Mi è capitato diverse volte di trovarmi in situazioni di potenziale pericolo, come ad esempio durante un controllo di documenti, e di non esser oggetto delle attenzioni della polizia, che invece si rivolgeva a quegli stranieri che davano l'impressione di non essere venuti a portare valuta pregiata in abbondanza.
Una volta, nella zona di Oaxaca, stavo viaggiando con un pullman di linea verso Città de Messico. La maggioranza dei passeggeri era del luogo, a parte il sottoscritto e dodici nordamericani. Questi ultimi erano a piedi nudi, vestiti con un saio di tela bianca, stretto in vita da un cordone color oro e in testa, sui lunghi capelli, portavano una corona di spine di plastica. Incuriosito avevo chiesto di spiegarmi il perché di quell'abbigliamento e mi avevano risposto che erano la setta dei dodici apostoli. Provenivano dal Belize e si stavano dirigendo verso la capitale per annunciare non ricordo bene quale rivelazione.
Il pullman venne fermato a un posto di blocco e la faccia del tenente, che era salito per controllare i documenti, cambiò colore quando li vide.
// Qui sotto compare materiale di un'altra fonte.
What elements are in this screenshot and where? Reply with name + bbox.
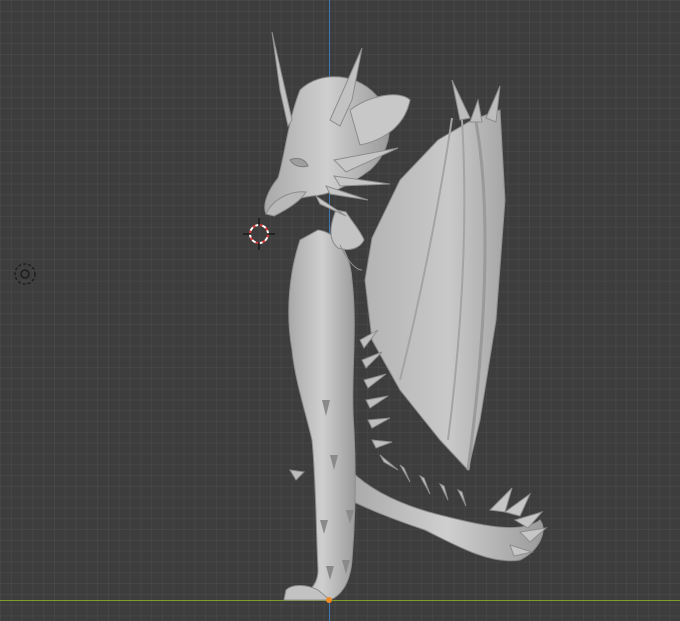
camera-view-icon[interactable] bbox=[13, 262, 37, 286]
3d-cursor-icon[interactable] bbox=[241, 216, 277, 252]
3d-viewport[interactable] bbox=[0, 0, 680, 621]
tail bbox=[349, 468, 548, 562]
world-origin-point bbox=[326, 597, 332, 603]
head bbox=[264, 31, 411, 217]
dragon-model[interactable] bbox=[0, 0, 680, 621]
body bbox=[283, 229, 356, 601]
Con passo marziale si diresse verso il più vicino:
"Passaporto"gli ordinò.
"Non l'abbiamo" rispose serafico. "Siamo i dodici apostoli e non ne abbiamo bisogno".
"Come ti chiami?"urlò l'ufficiale.
Con tono sempre più estatico: "Matteo, sono l'apostolo Matteo".
Il graduato lo afferrò per i capelli, abbaiò un ordine e il mezzo si riempì di soldati che con il calcio dei fucili li fecero scendere di corsa. Scuotendo la testa venne poi verso di me: "Li conosce?".
"Mai visti prima!"risposi.
"Ha sentito quello che mi hanno detto?".
"Sì".
"Cosa scrivo sul rapporto, che ho arrestato i dodici apostoli perché erano senza documenti?".